Imran, the second child of four, was the first to escape to Bangladesh. Not knowing what the uncertain future held, he hoped to join his family. “We went into different directions. We had nothing but a piece of cloth on us. I have nothing from my homeland except my memories and many of them are failing,” he says. “I didn’t have the opportunity to say goodbye and it still breaks my heart.”

He clings tight to the treasured moments of happiness with his mother. He tenderly remembers the mornings in which he could still tuck himself in her comfort. Imran read the Quran and his mother sat next to him. They watched the sunrise and prayed together. They prayed for a safer life. For a future that could lighten their lives.

That ray of hope kept him faithful during his whole journey. After being rescued in Malaysia, Imran spent five months wandering the streets. His illegal status only opened him the doors to precarious hard labour and the constant fear of being arrested. The desperation forced him to venture into the perilous sea once again to reach Indonesia.

When Imran and other refugees stepped into the mainland, they were detained by the Indonesian authorities. Only a cold cement bed was reserved for them at the detention centre for illegal immigrants in Manado. “We were treated like animals. The first day in the camp, they confiscated everything we had and searched us. We didn’t have contact with the rest of the world. They locked us up for two years,” he says.

“It was very depressing because we didn’t commit any crime. We didn’t have a date of release. We had no idea about our future,” he says. “We were only allowed to go to the garden. It was a beautiful garden outside the camp. But it was surrounded by a fence.”

After receiving his refugee status, Imran could stay in Indonesia but would never become a citizen. “I wasn’t allowed to leave the city.

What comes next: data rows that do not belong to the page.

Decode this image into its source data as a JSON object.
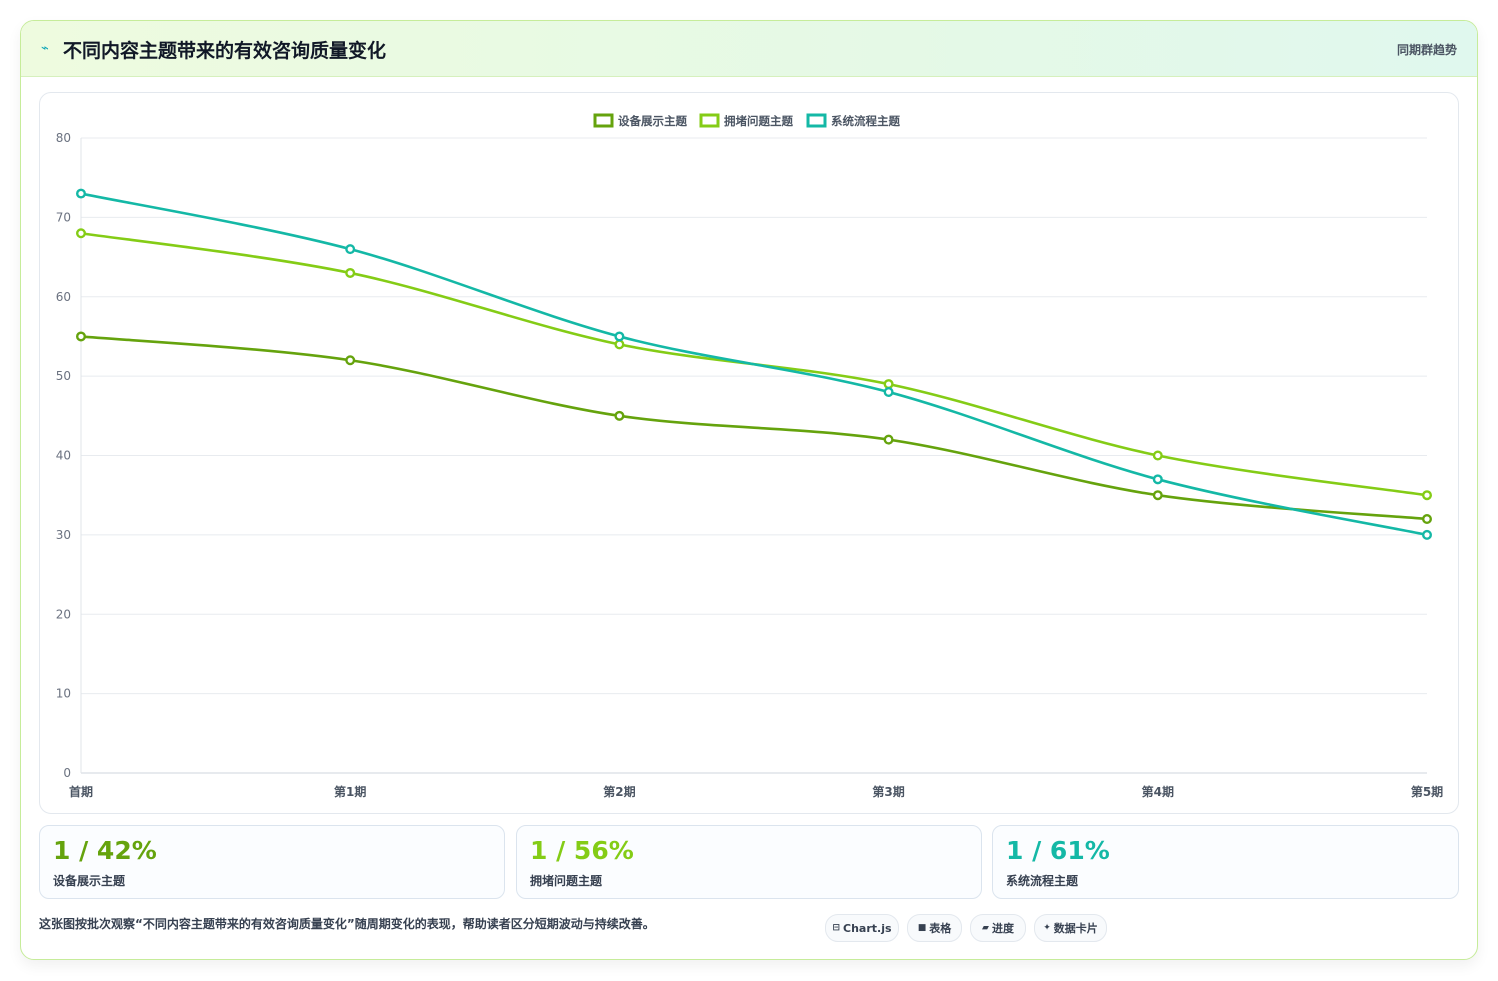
{
  "header": {
    "title_icon": "chart-line-icon",
    "title": "不同内容主题带来的有效咨询质量变化",
    "tag": "同期群趋势"
  },
  "chart_data": {
    "type": "line",
    "title": "",
    "xlabel": "",
    "ylabel": "",
    "categories": [
      "首期",
      "第1期",
      "第2期",
      "第3期",
      "第4期",
      "第5期"
    ],
    "ylim": [
      0,
      80
    ],
    "yticks": [
      0,
      10,
      20,
      30,
      40,
      50,
      60,
      70,
      80
    ],
    "grid": true,
    "legend_position": "top-center",
    "series": [
      {
        "name": "设备展示主题",
        "color": "#65a30d",
        "values": [
          55,
          52,
          45,
          42,
          35,
          32
        ]
      },
      {
        "name": "拥堵问题主题",
        "color": "#84cc16",
        "values": [
          68,
          63,
          54,
          49,
          40,
          35
        ]
      },
      {
        "name": "系统流程主题",
        "color": "#14b8a6",
        "values": [
          73,
          66,
          55,
          48,
          37,
          30
        ]
      }
    ]
  },
  "stats": [
    {
      "value": "1 / 42%",
      "label": "设备展示主题",
      "color": "#65a30d"
    },
    {
      "value": "1 / 56%",
      "label": "拥堵问题主题",
      "color": "#84cc16"
    },
    {
      "value": "1 / 61%",
      "label": "系统流程主题",
      "color": "#14b8a6"
    }
  ],
  "footer": {
    "note": "这张图按批次观察“不同内容主题带来的有效咨询质量变化”随周期变化的表现，帮助读者区分短期波动与持续改善。",
    "chips": [
      {
        "icon": "chart-icon",
        "glyph": "⊟",
        "label": "Chart.js"
      },
      {
        "icon": "table-icon",
        "glyph": "■",
        "label": "表格"
      },
      {
        "icon": "progress-icon",
        "glyph": "▰",
        "label": "进度"
      },
      {
        "icon": "sparkle-icon",
        "glyph": "✦",
        "label": "数据卡片"
      }
    ]
  }
}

If I went to another city, I would lose my status and go to prison again,” he says.

The danger of being abandoned in the margins of society due to his statelessness forced him to flee further away. Imran decided to go to Australia. But he ended up in the hands of the inhumanity of the smugglers when he desperately wanted to find a boat. “They promised to give us food, water and safety equipment. Nothing was there except people,” he says. “Luckily, just before our boat sank, the Australian navy saved our lives.”

But the same country that healed their wounds was troubling their journey. The same people that saved them from the sea didn’t want them in their land. The Australian navy took Imran Mohammad and other refugees to the offshore detention centre in Papua New Guinea. “They took me to Manus Island and imprisoned me for five years. I lost my childhood. I left my homeland hoping to have the chance to live decently but that wasn’t the case,” Imran says.

Waiting for someone in the world to give him human rights, he found salvation in writing. “When I started writing my world changed. I had a purpose every morning to wake up. It was writing that saved me every day.”  he says. “I used to write 14 hours a day and sometimes I forgot to eat. I left the detention centre with 15 kilos of paper.”

When Papua New Guinea’s Supreme Court ruled the detention centre in Manus Island as unconstitutional, the Australian authorities sent Imran Mohammad and hundreds of other refugees to the US. A document confirming his refugee status and a flight ticket became the first glimpse of possible freedom.

“Before arriving in the US, I didn’t even know it existed. I didn’t know where it was on the map. I didn’t even have a map during my whole life.” he says. Imran arrived in Chicago in 2018. Since his sombre days in Manus Island, he hasn’t stopped writing. The new country has given him for the first time an opportunity to study. “I completed my high school diploma in nine months. I want to become a human rights lawyer. I want to be a voice for other people,” he says.

Imran radiates hope and ambition when he talks about his future. His eyes light up as he remembers the happiest day since the beginning of his journey to safe land. “When I arrived at the airport, a customs officer said to me: ‘Welcome to America’. I was pleased to hear those words. That’s all I wanted to hear from this world,” Imran says.